One of the interesting projects I've done in the past few months was a recreation of a family tree. My friend Michael sent me this original document and asked if I could recreate it using today's technology.
It's unclear who originally compiled the data, or who might have taken the time to create the original document—the most recent date included is 1965—but is was apparently discovered within the papers of family member during a shredding mission. Here's just about all that's known:
I'm going through all of my paperwork—a vast task—and doing a multitude of shredding. I found two copies of this Collier family tree and just wanted to be sure you had at least one copy ...

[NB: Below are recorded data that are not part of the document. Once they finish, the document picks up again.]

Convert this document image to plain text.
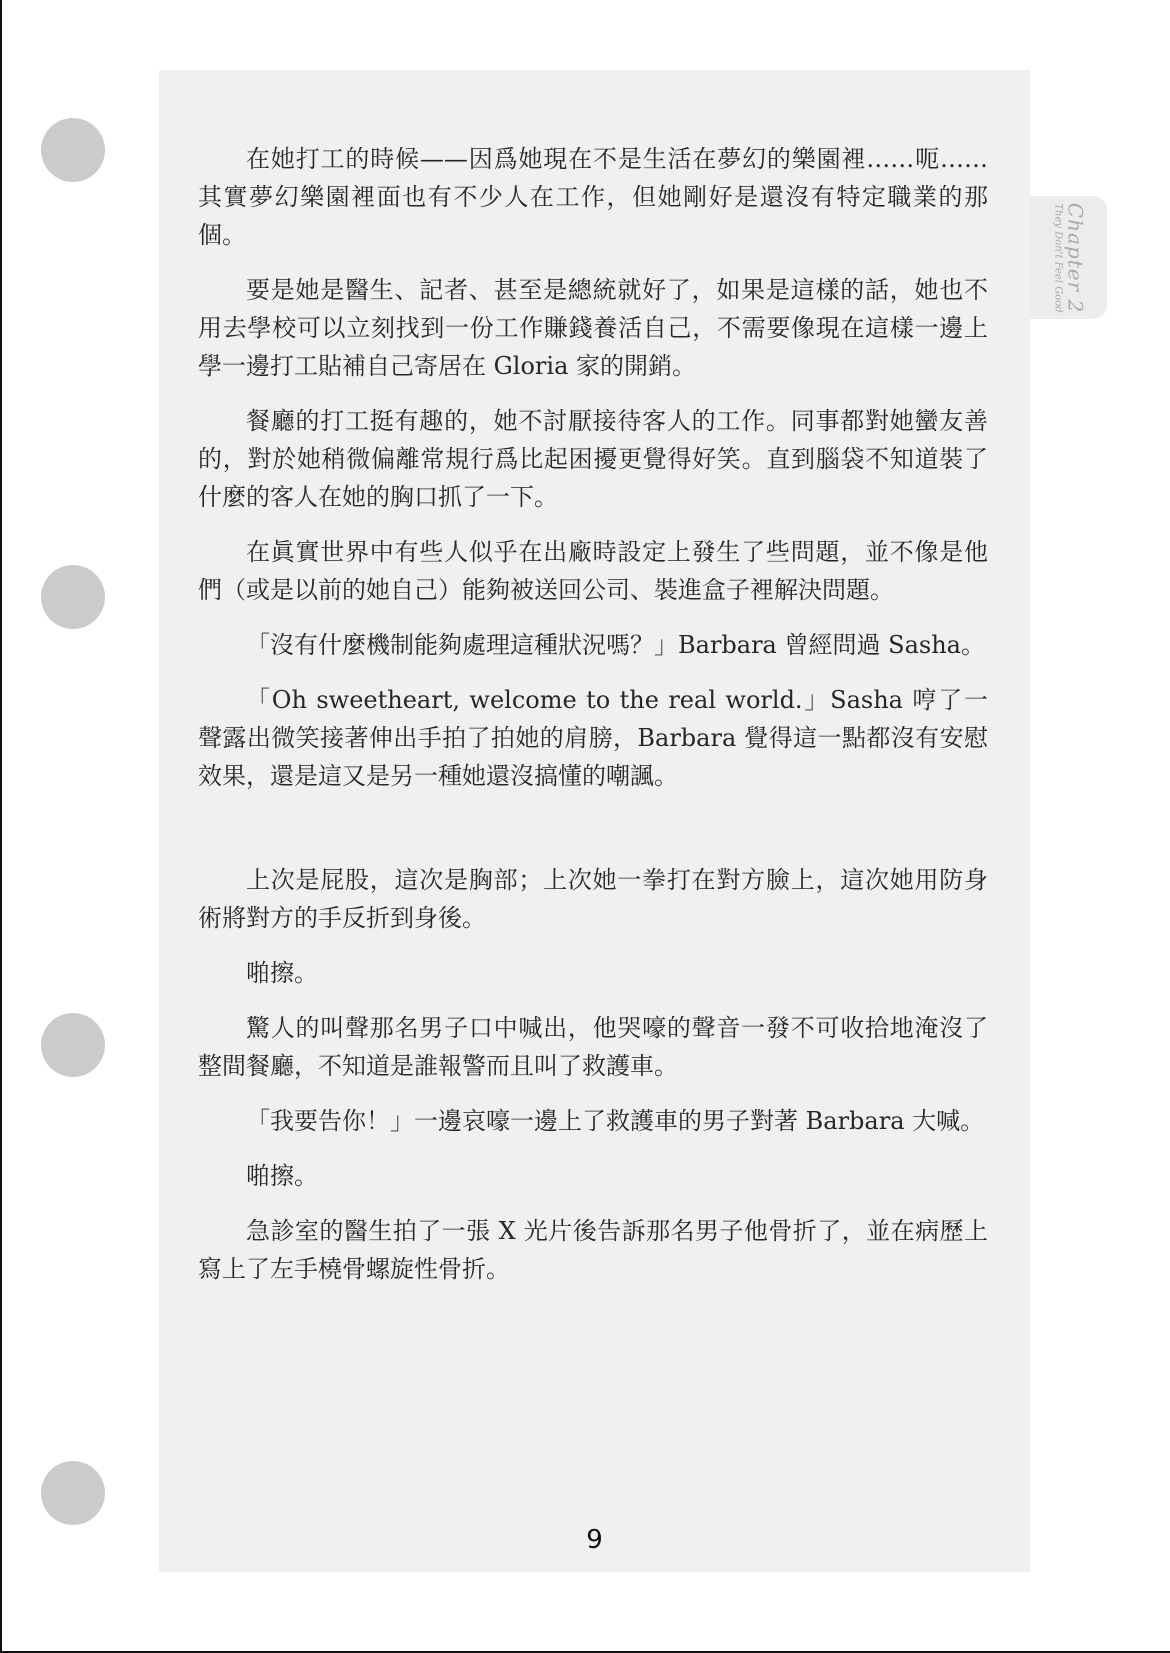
Chapter 2
They Don't Feel Good

在她打工的時候——因爲她現在不是生活在夢幻的樂園裡……呃……其實夢幻樂園裡面也有不少人在工作，但她剛好是還沒有特定職業的那個。

要是她是醫生、記者、甚至是總統就好了，如果是這樣的話，她也不用去學校可以立刻找到一份工作賺錢養活自己，不需要像現在這樣一邊上學一邊打工貼補自己寄居在 Gloria 家的開銷。

餐廳的打工挺有趣的，她不討厭接待客人的工作。同事都對她蠻友善的，對於她稍微偏離常規行爲比起困擾更覺得好笑。直到腦袋不知道裝了什麼的客人在她的胸口抓了一下。

在眞實世界中有些人似乎在出廠時設定上發生了些問題，並不像是他們（或是以前的她自己）能夠被送回公司、裝進盒子裡解決問題。

「沒有什麼機制能夠處理這種狀況嗎？」Barbara 曾經問過 Sasha。

「Oh sweetheart, welcome to the real world.」Sasha 哼了一聲露出微笑接著伸出手拍了拍她的肩膀，Barbara 覺得這一點都沒有安慰效果，還是這又是另一種她還沒搞懂的嘲諷。

上次是屁股，這次是胸部；上次她一拳打在對方臉上，這次她用防身術將對方的手反折到身後。

啪擦。

驚人的叫聲那名男子口中喊出，他哭嚎的聲音一發不可收拾地淹沒了整間餐廳，不知道是誰報警而且叫了救護車。

「我要告你！」一邊哀嚎一邊上了救護車的男子對著 Barbara 大喊。

啪擦。

急診室的醫生拍了一張 X 光片後告訴那名男子他骨折了，並在病歷上寫上了左手橈骨螺旋性骨折。

9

[Michael's mother was a Collier.]
I enclose this note because it represents to me why I need to remember to keep my own files and piles of paper under control (I am an avid journal writer and collector of documentation about my life); and why attaching the particulars about a precious document is so critical to include with the things that are deemed important to keep (otherwise they may just unceremoniously land in the dumpster*). This document was presumably passed down to Jessica in yet someone else's papers, but as it was bereft of any supporting documentation, we know virtually nothing about how the genealogical information was collected, where it came from, and what sort of research went into the project—and we probably never will. Also, given its age and construction, it's amazing that it still exists at all. Cheers for pack-rats!
The original document comprised nine letter-size sheets of paper that had been diligently copied and glued/pasted together.

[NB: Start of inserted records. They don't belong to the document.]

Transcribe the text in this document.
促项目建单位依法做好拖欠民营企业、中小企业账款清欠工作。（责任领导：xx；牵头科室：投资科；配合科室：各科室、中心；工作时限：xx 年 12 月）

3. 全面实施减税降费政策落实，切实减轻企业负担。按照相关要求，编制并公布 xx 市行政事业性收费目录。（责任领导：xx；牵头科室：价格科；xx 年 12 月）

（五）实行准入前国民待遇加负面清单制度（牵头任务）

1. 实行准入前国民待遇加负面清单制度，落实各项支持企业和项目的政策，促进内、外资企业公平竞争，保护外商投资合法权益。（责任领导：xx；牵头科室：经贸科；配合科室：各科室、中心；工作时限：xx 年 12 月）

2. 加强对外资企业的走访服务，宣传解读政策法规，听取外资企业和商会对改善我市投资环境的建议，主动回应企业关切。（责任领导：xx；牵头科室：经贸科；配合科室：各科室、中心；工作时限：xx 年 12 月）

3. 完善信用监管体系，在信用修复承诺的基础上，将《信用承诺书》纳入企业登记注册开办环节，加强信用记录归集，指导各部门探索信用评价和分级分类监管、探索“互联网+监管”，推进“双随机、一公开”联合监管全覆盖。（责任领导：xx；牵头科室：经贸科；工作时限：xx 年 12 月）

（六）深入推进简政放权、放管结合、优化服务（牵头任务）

After some number of drafts, this is what resulted with the conversion using the tools available today (created using Adobe InDesign): a stack of printed 11 by 17-inch sheets of delicious, extra-thick cover stock with the recreated (and slightly corrected) graphic, and a PDF file.

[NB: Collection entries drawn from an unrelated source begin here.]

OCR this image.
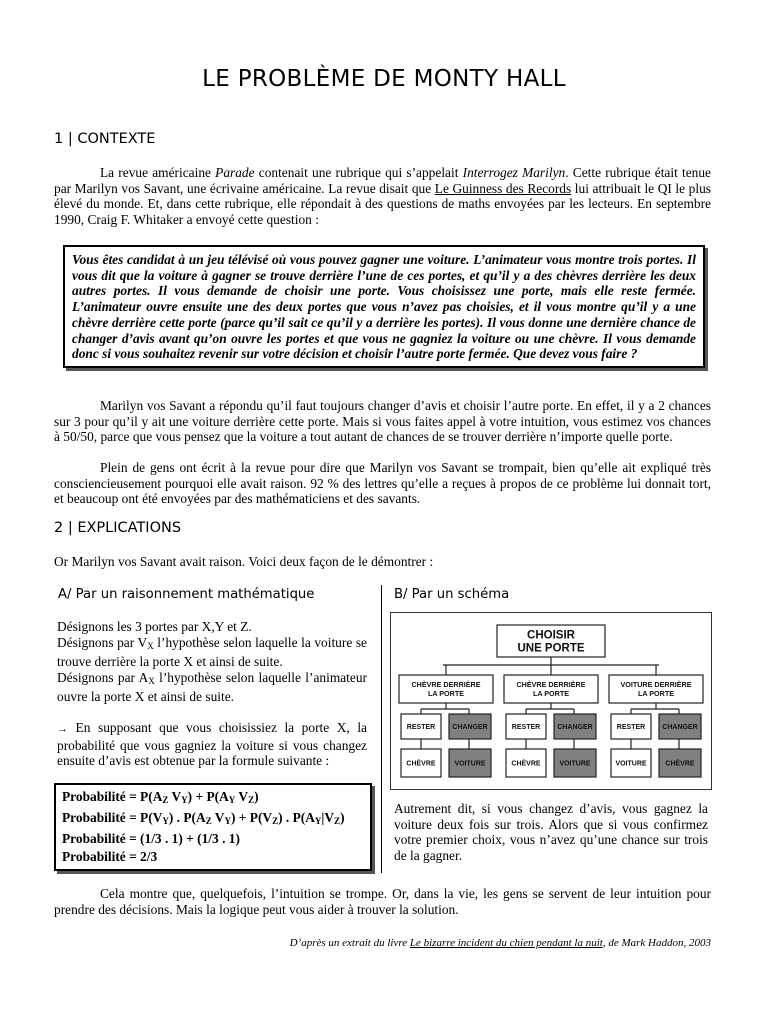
LE PROBLÈME DE MONTY HALL
1 | CONTEXTE
La revue américaine Parade contenait une rubrique qui s’appelait Interrogez Marilyn. Cette rubrique était tenue par Marilyn vos Savant, une écrivaine américaine. La revue disait que Le Guinness des Records lui attribuait le QI le plus élevé du monde. Et, dans cette rubrique, elle répondait à des questions de maths envoyées par les lecteurs. En septembre 1990, Craig F. Whitaker a envoyé cette question :
Vous êtes candidat à un jeu télévisé où vous pouvez gagner une voiture. L’animateur vous montre trois portes. Il vous dit que la voiture à gagner se trouve derrière l’une de ces portes, et qu’il y a des chèvres derrière les deux autres portes. Il vous demande de choisir une porte. Vous choisissez une porte, mais elle reste fermée. L’animateur ouvre ensuite une des deux portes que vous n’avez pas choisies, et il vous montre qu’il y a une chèvre derrière cette porte (parce qu’il sait ce qu’il y a derrière les portes). Il vous donne une dernière chance de changer d’avis avant qu’on ouvre les portes et que vous ne gagniez la voiture ou une chèvre. Il vous demande donc si vous souhaitez revenir sur votre décision et choisir l’autre porte fermée. Que devez vous faire ?
Marilyn vos Savant a répondu qu’il faut toujours changer d’avis et choisir l’autre porte. En effet, il y a 2 chances sur 3 pour qu’il y ait une voiture derrière cette porte. Mais si vous faites appel à votre intuition, vous estimez vos chances à 50/50, parce que vous pensez que la voiture a tout autant de chances de se trouver derrière n’importe quelle porte.
Plein de gens ont écrit à la revue pour dire que Marilyn vos Savant se trompait, bien qu’elle ait expliqué très consciencieusement pourquoi elle avait raison. 92 % des lettres qu’elle a reçues à propos de ce problème lui donnait tort, et beaucoup ont été envoyées par des mathématiciens et des savants.
2 | EXPLICATIONS
Or Marilyn vos Savant avait raison. Voici deux façon de le démontrer :
A/ Par un raisonnement mathématique	B/ Par un schéma
Désignons les 3 portes par X,Y et Z.
Désignons par $V_X$ l’hypothèse selon laquelle la voiture se trouve derrière la porte X et ainsi de suite.
Désignons par $A_X$ l’hypothèse selon laquelle l’animateur ouvre la porte X et ainsi de suite.
→ En supposant que vous choisissiez la porte X, la probabilité que vous gagniez la voiture si vous changez ensuite d’avis est obtenue par la formule suivante :
Probabilité = $P(A_Z$ $V_Y) + P(A_Y$ $V_Z$)
Probabilité = $P(V_Y)$ . $P(A_Z$ $V_Y) + P(V_Z)$ . $P(A_Y|V_Z)$
Probabilité = (1/3 . 1) + (1/3 . 1)
Probabilité = 2/3
CHOISIR
UNE PORTE
CHÈVRE DERRIÈRE
LA PORTE
RESTER CHANGER
CHÈVRE	VOITURE
CHÈVRE DERRIÈRE
LA PORTE
RESTER CHANGER
CHÈVRE	VOITURE
VOITURE DERRIÈRE
LA PORTE
RESTER CHANGER
VOITURE	CHÈVRE
Autrement dit, si vous changez d’avis, vous gagnez la voiture deux fois sur trois. Alors que si vous confirmez votre premier choix, vous n’avez qu’une chance sur trois de la gagner.
Cela montre que, quelquefois, l’intuition se trompe. Or, dans la vie, les gens se servent de leur intuition pour prendre des décisions. Mais la logique peut vous aider à trouver la solution.
D’après un extrait du livre Le bizarre incident du chien pendant la nuit, de Mark Haddon, 2003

Here's the final printed graphic:
Oh, and I also recreated a Collier family crest for this project:
And here's what the PDF file looks like:
This was a fun project for me, and such a nice reprieve from some of my recent (really rather dull and quite boring) work.
Genealogy is a funny thing. I know so many people who have invested an enormous of time and energy into collecting their family histories, and others who have no idea where they've come from, and yet others who would prefer to forget their family history altogether.
It's an interesting way of seemingly belonging to something bigger than yourself, and yet it's all so completely random ... and the stories of the women are usually completely lost in these patriarchal envisionings of our personal and family histories.
My own family is very aware of its genealogy on both sides—and the women feature prominently—and yet so few in my own generation have chosen to have children. So I guess our own charts just end here in a final name ... we've willfully become an irrelevancy to the generations that follow.
I guess all that can be said is: So long, and thanks for all the fish.
_________
* When we once delivered hundreds of albums (it must have been more than a thousand) to my dear friend Hoyt, I explained that he needn't be gentle about them, that we weren't giving them to him in perpetuity but as a gift that he could do with as he wished. He looked down at me with that sly half-smile he has and said, "Don't you worry—I know how to use a dumpster." That phrase has since become a part of my family's lore.